#Creating Prompts and Completions for Fine-Tuning

29 messages · Page 1 of 1 (latest)

severe pewter
#

Say I'm trying to create a chatbot for real estate projects using a single model, eg davinci. I have a set of prompts and completions for projects A and B each. However, some prompt and completion pairs are not labelled throughout the text, meaning that the model wouldn't know which project does this prompt-completion pair belong to.

Under this context, a roundabout method that I have thought of, is to add keywords at the end of the prompts, eg: I will add (Project A) or (Project B) at the end of each prompt. By doing this, I hope that the model is aware that the prompt-completion pair is tied to a particular project. Is this common practice for training NLP models?

wet cloud
#

Why not fine tune two separate models and then select the model to use based on which project the client is chatting about?

severe pewter
#

We were worried about having limited data.
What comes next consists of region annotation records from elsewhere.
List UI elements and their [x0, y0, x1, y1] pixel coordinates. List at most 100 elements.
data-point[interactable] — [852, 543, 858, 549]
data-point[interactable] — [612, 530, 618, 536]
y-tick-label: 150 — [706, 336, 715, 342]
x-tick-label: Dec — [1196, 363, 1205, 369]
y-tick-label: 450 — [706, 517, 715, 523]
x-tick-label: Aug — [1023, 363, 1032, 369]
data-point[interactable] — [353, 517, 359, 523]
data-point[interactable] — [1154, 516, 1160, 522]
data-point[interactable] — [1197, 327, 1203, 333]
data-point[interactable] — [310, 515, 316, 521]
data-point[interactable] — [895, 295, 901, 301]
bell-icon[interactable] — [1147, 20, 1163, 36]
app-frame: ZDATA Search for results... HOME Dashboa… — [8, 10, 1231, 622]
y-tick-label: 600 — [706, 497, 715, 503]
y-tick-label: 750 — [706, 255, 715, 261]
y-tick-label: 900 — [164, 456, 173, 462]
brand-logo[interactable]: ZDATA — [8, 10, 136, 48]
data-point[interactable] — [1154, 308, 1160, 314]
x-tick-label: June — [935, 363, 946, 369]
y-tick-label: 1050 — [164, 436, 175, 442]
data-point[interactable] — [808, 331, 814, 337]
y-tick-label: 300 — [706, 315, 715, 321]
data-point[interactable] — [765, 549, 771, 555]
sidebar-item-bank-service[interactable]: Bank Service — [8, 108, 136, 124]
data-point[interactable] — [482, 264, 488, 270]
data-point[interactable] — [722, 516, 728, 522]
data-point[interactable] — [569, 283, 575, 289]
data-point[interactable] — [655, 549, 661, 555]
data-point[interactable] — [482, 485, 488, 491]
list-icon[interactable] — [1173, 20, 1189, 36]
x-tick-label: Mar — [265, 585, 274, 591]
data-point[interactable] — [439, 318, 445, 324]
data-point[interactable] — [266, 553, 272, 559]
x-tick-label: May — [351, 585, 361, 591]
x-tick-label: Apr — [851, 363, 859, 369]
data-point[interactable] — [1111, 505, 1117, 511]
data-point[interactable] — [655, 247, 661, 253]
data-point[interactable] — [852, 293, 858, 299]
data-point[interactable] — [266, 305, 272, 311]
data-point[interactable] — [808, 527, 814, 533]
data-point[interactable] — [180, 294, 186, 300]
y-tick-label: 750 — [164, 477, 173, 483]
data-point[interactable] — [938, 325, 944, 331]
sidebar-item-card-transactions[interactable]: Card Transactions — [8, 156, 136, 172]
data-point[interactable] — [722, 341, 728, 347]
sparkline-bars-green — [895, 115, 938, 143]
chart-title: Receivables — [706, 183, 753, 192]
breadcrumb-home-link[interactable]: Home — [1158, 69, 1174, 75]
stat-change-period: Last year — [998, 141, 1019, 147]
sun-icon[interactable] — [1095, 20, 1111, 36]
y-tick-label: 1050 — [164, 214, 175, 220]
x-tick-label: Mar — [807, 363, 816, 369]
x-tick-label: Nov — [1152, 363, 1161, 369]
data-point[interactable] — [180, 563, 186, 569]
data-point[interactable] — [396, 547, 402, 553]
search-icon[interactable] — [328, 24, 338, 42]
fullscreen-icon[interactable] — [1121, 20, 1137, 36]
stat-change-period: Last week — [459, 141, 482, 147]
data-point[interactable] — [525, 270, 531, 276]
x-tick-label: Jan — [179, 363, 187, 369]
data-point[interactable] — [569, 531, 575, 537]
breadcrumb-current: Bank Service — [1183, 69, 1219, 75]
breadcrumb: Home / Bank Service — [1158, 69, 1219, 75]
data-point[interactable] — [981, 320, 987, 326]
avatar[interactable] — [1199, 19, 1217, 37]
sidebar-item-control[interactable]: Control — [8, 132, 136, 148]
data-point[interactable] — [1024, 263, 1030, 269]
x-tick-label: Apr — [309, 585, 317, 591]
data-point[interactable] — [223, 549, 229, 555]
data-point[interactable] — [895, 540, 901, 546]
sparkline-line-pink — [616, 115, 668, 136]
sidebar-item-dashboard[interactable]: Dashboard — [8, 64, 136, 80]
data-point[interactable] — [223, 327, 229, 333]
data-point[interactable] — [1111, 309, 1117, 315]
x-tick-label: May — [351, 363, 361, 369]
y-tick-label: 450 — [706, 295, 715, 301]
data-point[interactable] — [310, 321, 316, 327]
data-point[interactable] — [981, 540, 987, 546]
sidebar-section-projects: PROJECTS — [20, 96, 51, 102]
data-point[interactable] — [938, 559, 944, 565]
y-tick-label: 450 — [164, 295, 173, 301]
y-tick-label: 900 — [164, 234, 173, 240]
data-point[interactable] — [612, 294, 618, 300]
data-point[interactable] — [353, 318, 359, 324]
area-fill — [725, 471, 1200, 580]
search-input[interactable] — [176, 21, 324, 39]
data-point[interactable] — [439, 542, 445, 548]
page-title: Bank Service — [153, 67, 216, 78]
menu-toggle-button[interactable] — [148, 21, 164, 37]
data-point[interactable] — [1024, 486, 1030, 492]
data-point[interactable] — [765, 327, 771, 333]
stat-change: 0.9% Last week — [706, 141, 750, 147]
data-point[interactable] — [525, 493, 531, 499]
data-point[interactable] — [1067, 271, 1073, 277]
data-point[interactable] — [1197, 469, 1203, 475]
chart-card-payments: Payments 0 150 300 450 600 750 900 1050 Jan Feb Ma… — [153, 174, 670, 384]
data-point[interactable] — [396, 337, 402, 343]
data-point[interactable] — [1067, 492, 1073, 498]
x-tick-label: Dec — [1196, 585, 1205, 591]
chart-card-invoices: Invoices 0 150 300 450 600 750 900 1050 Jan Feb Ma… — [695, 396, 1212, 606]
But will give it a go too. Thanks for the suggestion.

safe moss
severe pewter
#

@safe moss it didn't work on our end, even for one project (eg project A). We were trying to get the davinci model to answer five specific questions relating to project A after fine tuning, but the answers that it gave were non-satisfactory.

What we tried: Paraphrasing one question in 20 different ways and sending it through the model.

safe moss
#

Ah gotcha. Sorry that it didn't work out for you. It seems like it takes a lot of trial and error to program AI

timid reef
#

Use embeddings, best would probably be some classifiers first so you can get the proper information for the given project.

buoyant mango
#

at least Q/A like that

#

many other functions also

severe pewter
timid reef
# severe pewter Hi <@434520004336025603> sorry if this question sounds elementary, but even if w...

With classifiers i mean you need to be sure for which project you need Embeddings. So the first part in a conversation would be something like:

Prompt: Do we know which Project the Question is about?
Question: "<some Project-related Question>"
Completion: Project-0103-Housing

Then in the next step you search for Embeddings against a Vector DB with the actual Question, but limit yourself to only Query against the Project-specific ones.

#

You don't really need finetuning for the classifiers, i mainly use few-shot examples and the GPT 3.5 Family and it works fine.

#

Even with turbo.

#

Especially if you only have a few dozen questions per Project it makes sense to have something more general in the first step.

buoyant mango
#

I can do specific document search just fine without them

timid reef
#

Skip the classifier step at the start like @buoyant mango said and think about this later when you understood Embeddings.

buoyant mango
severe pewter
#

Ahh, I think I understand what you mean:

Preparation: Convert prompts and completions for projects A and B into two separate word embedding databases.

Step 1: Classification of prompt into Project A or B. Let's say we classify a prompt into Project A.

Step 2: Convert prompt into embedding and compare the embedding to the database of Project A via a distance based measure.

Step 3: Use GPT3.5 to answer my prompt based on the most similar embedding selected from the database of Project A.

Please do correct me if I'm wrong.

timid reef
#

Yeah in a nutshell thats correct. You could even skip "Prompts" on the Preperation Part and only create embeddings for your real Project Documentation.

#

And search against those, Embeddings basically do nothing more than search for similiarity.

#

Or that's what you gonna do with them in a QA Case.

buoyant mango
severe pewter
#

Noted. Thank you for the suggestions everyone. Will try it out this weekend after my 9 to 5 job. Really appreciate the help! 🙏

bright stag
#

Can you please shed some light on how your prompt was structured?